He leído hace unos días una excelente reflexión de Imanol Tellería (La ciudad democrática, Gara, 17/XI), a propósito de los sucesos ocurridos en el Estado francés a raíz de la muerte de dos adolescentes que huían de la persecución policial, electrocutados. Tellería, desde una perspectiva sociológica, relaciona urbanismo y orden social. Nada nuevo, pero describe […]
He leído hace unos días una excelente reflexión de Imanol Tellería (La ciudad democrática, Gara, 17/XI), a propósito de los sucesos ocurridos en el Estado francés a raíz de la muerte de dos adolescentes que huían de la persecución policial, electrocutados. Tellería, desde una perspectiva sociológica, relaciona urbanismo y orden social. Nada nuevo, pero describe un fenómeno que, con la globalización y las nuevas formas de sociedad, cada día adquiere más relevancia.
«La centralidad y la movilidad son herramientas de desarrollo urbanístico que favorecen o dificultan la extensión de los derechos urbanos fundamentales. Sin una articulación democrática de ellos la ciudad pasa de ser un espacio de libertad a un espacio de exclusión social».
En efecto, como se ha visto en la escenificación incendiaria de la reciente protesta, los barrios son el lugar de «la precariedad laboral, la estrategias de integración o asimilación cultural, la exclusión social, o la propia violencia urbana». Los banlieus franceses son espacios de exclusión; fueron pensados sin conexiones de transportes, sin centros ni espacios públicos, únicamente como una manera de concentrar y poder controlar a esta población a la que no se quería tener cerca (Eyal Wizman, arquitecto).
Con todo, y sin negar la validez de esta interesante reflexión de Tellería, pienso que se deja en el tintero algo que cita de refilón: la cuestión de la identidad. La globalización, ese marco general en que se desencadenan gran cantidad de transformaciones de nuestro modo de vida y alteraciones del orden comunitario, afecta directamente a la identidad, tanto personal de los individuos como colectiva de las poblaciones. Sin ir más lejos, la centralidad que cita Tellería «hace referencia a la identificación por parte de las personas que habitan la ciudad de espacios simbólicos propios, generadores de identidad y sentido comunitario».

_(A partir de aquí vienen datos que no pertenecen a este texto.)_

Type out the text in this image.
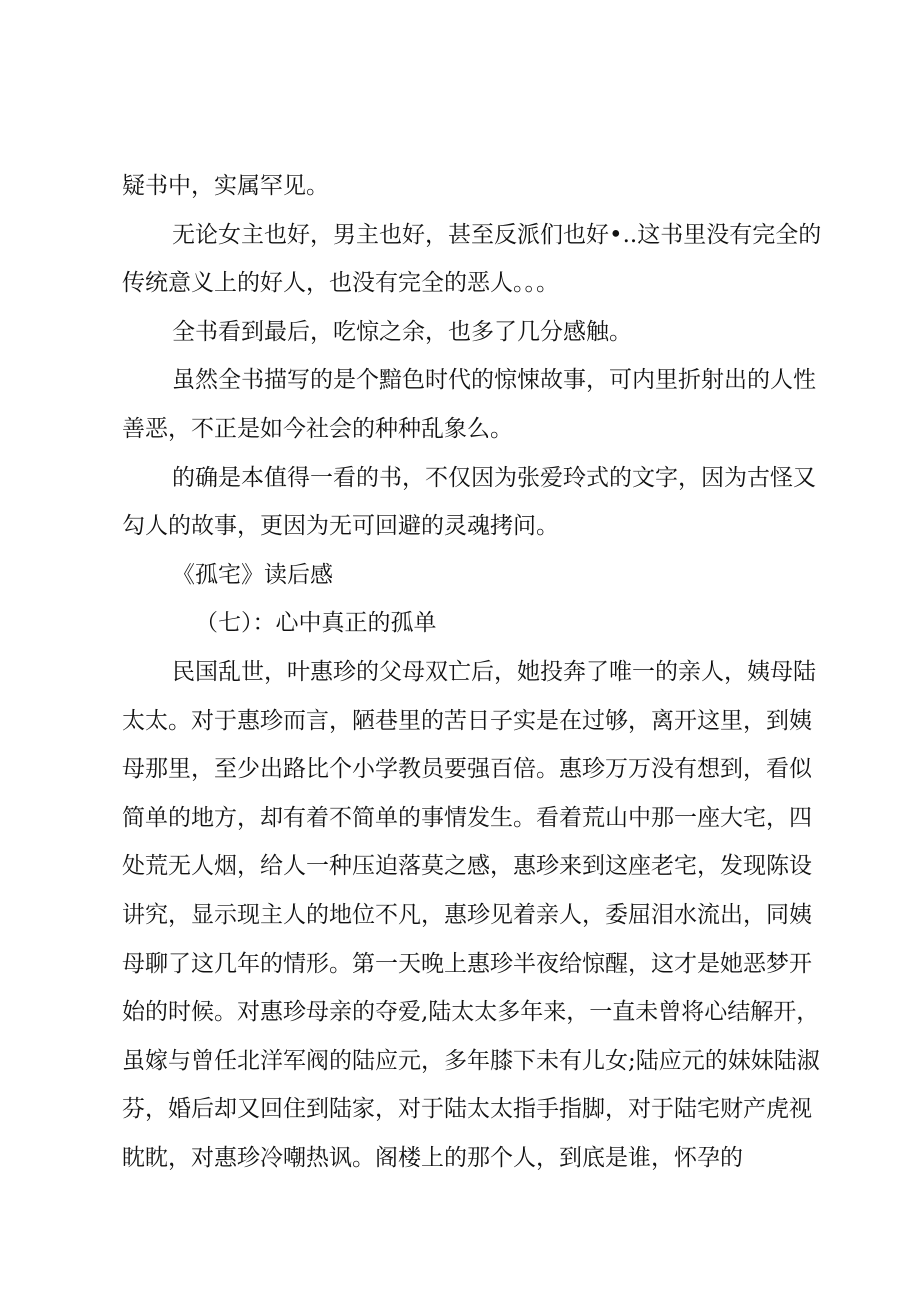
疑书中，实属罕见。

无论女主也好，男主也好，甚至反派们也好•..这书里没有完全的传统意义上的好人，也没有完全的恶人。。。

全书看到最后，吃惊之余，也多了几分感触。

虽然全书描写的是个黯色时代的惊悚故事，可内里折射出的人性善恶，不正是如今社会的种种乱象么。

的确是本值得一看的书，不仅因为张爱玲式的文字，因为古怪又勾人的故事，更因为无可回避的灵魂拷问。

《孤宅》读后感

（七）：心中真正的孤单

民国乱世，叶惠珍的父母双亡后，她投奔了唯一的亲人，姨母陆太太。对于惠珍而言，陋巷里的苦日子实是在过够，离开这里，到姨母那里，至少出路比个小学教员要强百倍。惠珍万万没有想到，看似简单的地方，却有着不简单的事情发生。看着荒山中那一座大宅，四处荒无人烟，给人一种压迫落莫之感，惠珍来到这座老宅，发现陈设讲究，显示现主人的地位不凡，惠珍见着亲人，委屈泪水流出，同姨母聊了这几年的情形。第一天晚上惠珍半夜给惊醒，这才是她恶梦开始的时候。对惠珍母亲的夺爱,陆太太多年来，一直未曾将心结解开，虽嫁与曾任北洋军阀的陆应元，多年膝下未有儿女;陆应元的妹妹陆淑芬，婚后却又回住到陆家，对于陆太太指手指脚，对于陆宅财产虎视眈眈，对惠珍冷嘲热讽。阁楼上的那个人，到底是谁，怀孕的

La ordenación del espacio en que habitamos está llena de significados. Se cuenta que los palestinos no quieren que se planten árboles en los campos de refugiados, porque significaría reconocer su asentamiento, que la situación que viven no es transitoria. Qué vamos a añadir a la visualización que se impone a partir de la distribución de los barrios en las ciudades. Pero lo que debemos valorar es hasta qué punto en estas nuevas formas sociales, con la urbanización de los modos de vida, entra en juego la identidad.
Como dice Salvador Cardús (El zorro y la identidad, 16/11/2005), «Los graves conflictos de las últimas semanas en Francia no son sólo una cuestión de pobreza y marginalidad, sino de crisis del modelo identitario francés». De hecho, algo similar se puede entender de la crisis del modelo multicultural inglés (recordemos las bombas de Al Qaeda en Londres, y la polvareda que levantaron) u otros procesos cercanos, en los que habría que incluir el furibundo debate desatado desde posiciones españolas alrededor de la reforma del Estatut catalán. Todo el modelo de integración y definición identitaria está en crisis, y probablemente la principal causa -en el momento presente- derive de la globalización.
En el debate de la identidad, como dice Cardús, se entremezclan obviedades con graves falsedades. La identidad no es una tautología, una máscara inmutable de uno mismo, una especie de esencia a la que hay que rendir culto, defender a ultranza y adorar, como se burlan quienes esperan que renunciemos a nuestro carácter de sujeto autónomo y nuestra voluntad de ser lo que nos dé la gana. Al contrario, la identidad es un simple elemento de salud mental, un componente fundamental de la propia estabilidad psíquica y emocional, y sobre todo la base de nuestra relación con el entorno en que nos desenvolvemos. En efecto, es el soporte del reconocimiento que esperamos de quienes comparten la realidad con nosotros (con todo lo que este reconocimiento supone: respeto, posición social, imagen pública, entidad de ser autónomo, es decir, sujeto con capacidad de establecer decisiones propias y vínculos -acuerdos, contratos, amores…- con los demás, etc. Por cierto, esto funciona exactamente igual para las colectividades, en el plano interno o internacional).
Lamentablemente, quienes se empeñan en negarla, para debilitar la diferencia o la libertad (individual o colectiva), insisten en desvirtuar esta identidad. Como muy bien señala Cardús en el ámbito del debate catalán, «el problema no es lo que los catalanes vayamos a ser -ciertamente, todo muy líquido-, sino lo que España quiere que seamos forzosamente -curiosamente, todo muy espeso-«.